El primer debate presidencial generó algo de ruido y una que otra nuez. Y en ninguno de los temas abordados esa noche se registró tanta falta de claridad y solvencia como en la estrategia para confrontar la violencia y delincuencia organizada. En contados momentos, el contraste de ideas pareció sugerir que si hay algo que pudieran estar fumando al interior de las cinco campañas, claramente no es un estimulante para ideas frescas. Este debate central para el futuro del Estado mexicano no puede darse como si las opciones de política pública son entre escoger beber Pepsi o Coca Cola, como tampoco reducirse a formulaciones prefabricadas —cual piezas de Lego que sólo se intercambian una por otra y se montan de manera distinta en un esquema relativamente acotado de combinaciones y colores— presentándose, en algunos casos, como la construcción de un nuevo paradigma o en otros como recetas alarmantemente simplistas.
Qué duda cabe de que la debilidad del Estado de Derecho, la impunidad y la corrupción siguen siendo el talón de Aquiles para México. Tanto el actual gobierno como el anterior iniciaron sus mandatos postulando una serie de ideas sobre cómo confrontar al crimen organizado. Uno definió correctamente al crimen organizado como la amenaza central a la gobernabilidad democrática del país y postuló la necesidad de que el Estado mexicano recuperase el monopolio del uso legítimo de la violencia. El otro reconoció que mitigar el daño era un componente central de toda estrategia, comprometiéndose a reducir los niveles de violencia. Pero el resultado al día de hoy, 12 años después de que el Estado lanzara su ofensiva en contra del crimen organizado, es que no hemos podido hacer que éste deje de ser una amenaza a la seguridad y gobernabilidad democráticas y transite a ser un reto policiaco. Hoy, con niveles nunca registrados de homicidio doloso en el país, lo que está también en juego es la reconstrucción de un contrato social quebrado. ¿Cómo encarar entonces el reto? Aquí esbozo algunas ideas fuerza, que ciertamente no son ni exhaustivas o integrales, pero que debieran formar parte de la discusión al interior de —y entre— las campañas.

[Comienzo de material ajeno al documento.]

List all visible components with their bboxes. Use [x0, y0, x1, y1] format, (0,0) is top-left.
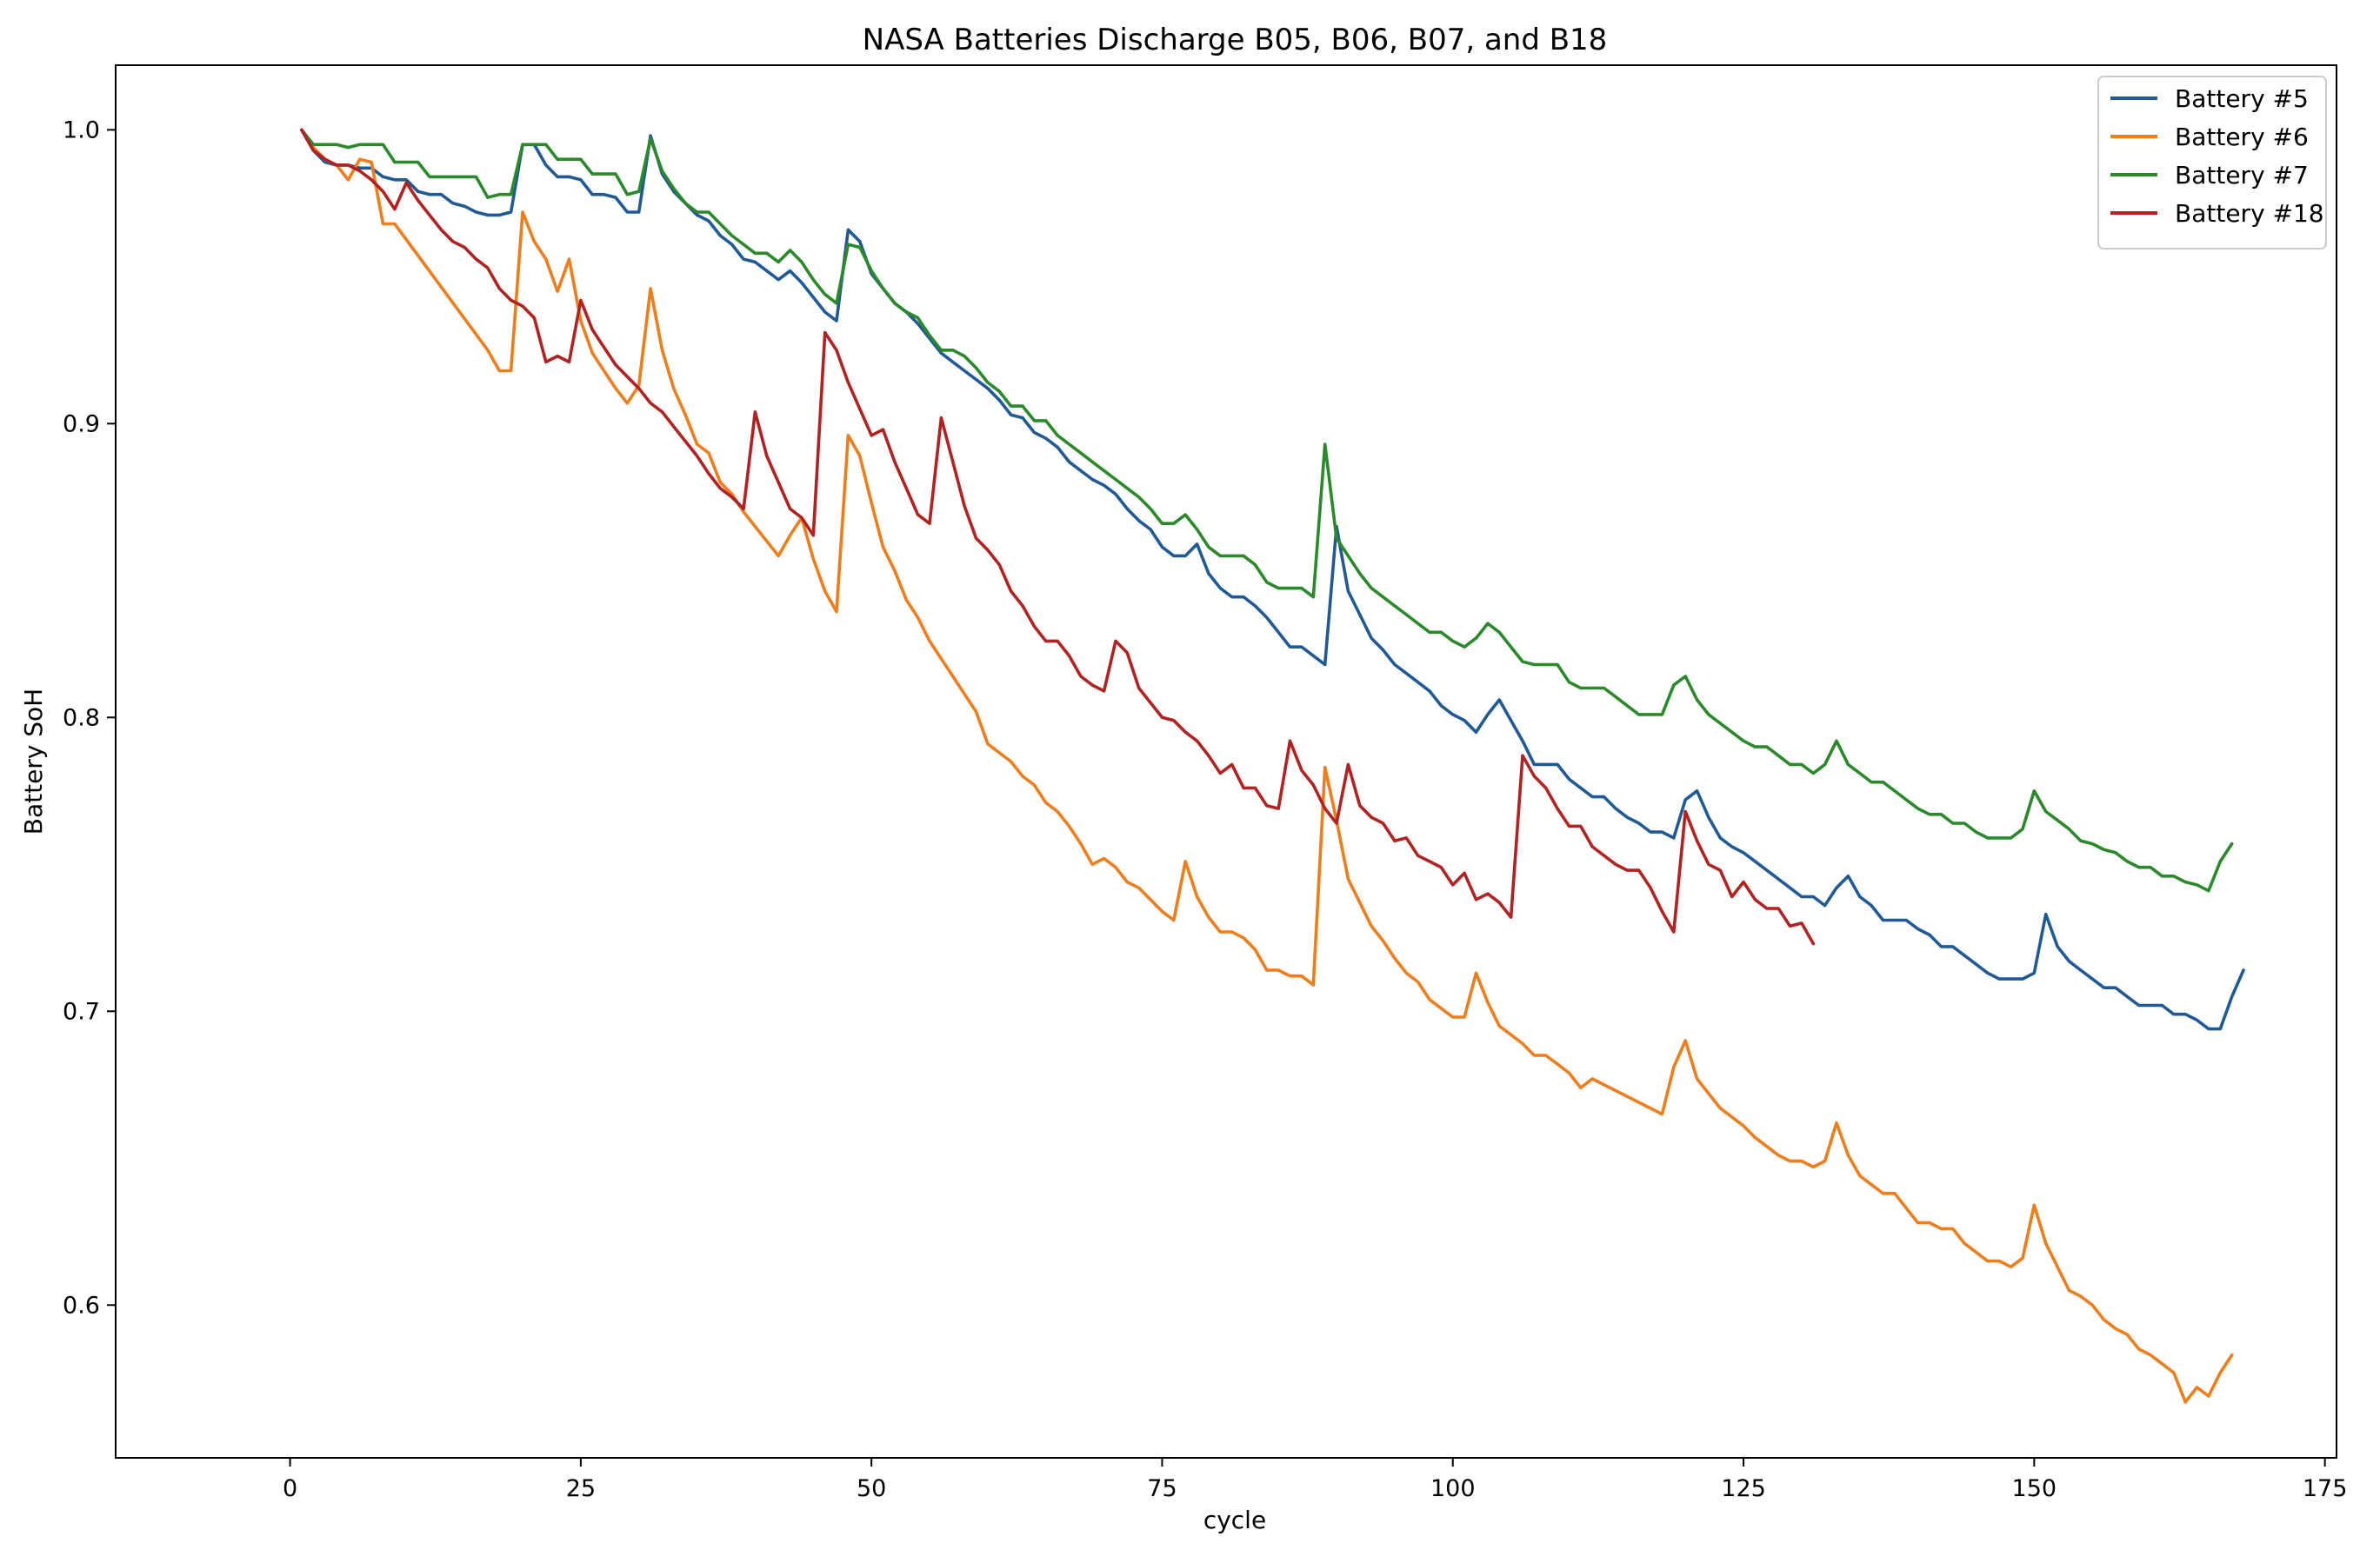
- y-tick-label: 0.7: [63, 998, 100, 1025]
- legend-box: [2097, 76, 2327, 249]
- x-tick-label: 100: [1430, 1475, 1476, 1502]
- x-tick-label: 125: [1721, 1475, 1766, 1502]
- chart-title: NASA Batteries Discharge B05, B06, B07, …: [863, 23, 1608, 57]
- x-tick-label: 0: [283, 1475, 297, 1502]
- x-tick-label: 75: [1147, 1475, 1177, 1502]
- plot-frame: [115, 64, 2337, 1459]
- x-tick-label: 25: [566, 1475, 596, 1502]
- legend-entry-label: Battery #6: [2175, 123, 2309, 151]
- legend: Battery #5 Battery #6 Battery #7 Battery #1…: [2097, 76, 2327, 249]
- x-axis-label: cycle: [1203, 1506, 1266, 1534]
- y-tick-label: 0.6: [63, 1292, 100, 1319]
- x-axis: 0 25 50 75 100 125 150 175: [283, 1458, 2347, 1502]
- y-tick-label: 1.0: [63, 116, 100, 143]
- series-line-3: [300, 128, 2234, 893]
- series-line-1: [300, 128, 2245, 1031]
- x-tick-label: 175: [2303, 1475, 2348, 1502]
- x-tick-label: 50: [857, 1475, 886, 1502]
- series-line-2: [300, 128, 2234, 1404]
- y-axis-label: Battery SoH: [19, 689, 48, 835]
- series-layer: [300, 128, 2245, 1404]
- legend-entry-label: Battery #7: [2175, 161, 2309, 190]
- x-tick-label: 150: [2012, 1475, 2057, 1502]
- y-tick-label: 0.8: [63, 704, 100, 731]
- plot-area: [115, 64, 2337, 1459]
- legend-entry-label: Battery #18: [2175, 199, 2324, 228]
- y-axis: 0.6 0.7 0.8 0.9 1.0: [63, 116, 116, 1319]
- y-tick-label: 0.9: [63, 410, 100, 437]
- series-line-4: [300, 128, 1816, 946]
- legend-entry-label: Battery #5: [2175, 84, 2309, 113]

De arranque tenemos que abandonar la estrategia, impulsada desde 2003 por Estados Unidos y adoptada por los últimos tres sexenios, de decapitar los liderazgos de organizaciones criminales. Somos víctimas de nuestro propio “éxito”; esa estrategia ha contribuido a fracturarlas y fragmentarlas en grupos más pequeños que se vuelven más violentos a medida que intentan sobrevivir y reconstituirse; el crimen desorganizado también es violento. Y hay que resistir otros dogmas. México debe anunciar —en el contexto de la legalización para fines recreativos de la marihuana en 9 estados de EU— que no dedicará un sólo peso y una sola hora-hombre más a erradicarla y evitar su trasiego, privilegiando la canalización de esos recursos a mitigar daño, combatiendo drogas más perniciosas y a los grupos más violentos. También hay que priorizar la prevención del lavado de dinero como factor central de nuestros esfuerzos internos y los mecanismos de cooperación internacional. Además, hasta la fecha, la estrategia de seguridad se ha basado en gran medida en un enfoque de “arriba hacia abajo” para responder a las amenazas a la seguridad nacional que plantea el crimen organizado y convertir las amenazas en un asunto de seguridad pública local más manejable. Pero la capacidad local para abordar los problemas del crimen desorganizado fracturado es extremadamente limitada, y no se ha invertido lo suficiente en el fortalecimiento de la policía local, los fiscales y la gobernanza en general. Y los fondos para la prevención del delito a menudo se utilizan con fines políticos o se reducen rápidamente cuando se restringen los presupuestos. Hay que incorporar con seriedad las preocupaciones y necesidades de seguridad de poblaciones locales —y de periodistas— que viven a diario con la violencia; reconstruir el tejido social y recuperar cohesión social es esencial en un contexto de violencia extrema, desarrollando enfoques específicos basados en datos para abordar las diferentes formas de violencia y las causas de los homicidios. Si no revisamos a fondo paradigmas y sólo los regurgitamos y re-empaquetamos, vendiéndolos como nuevos, el tránsito en México del contrato social de Locke al leviatán de Hobbes será irreversible.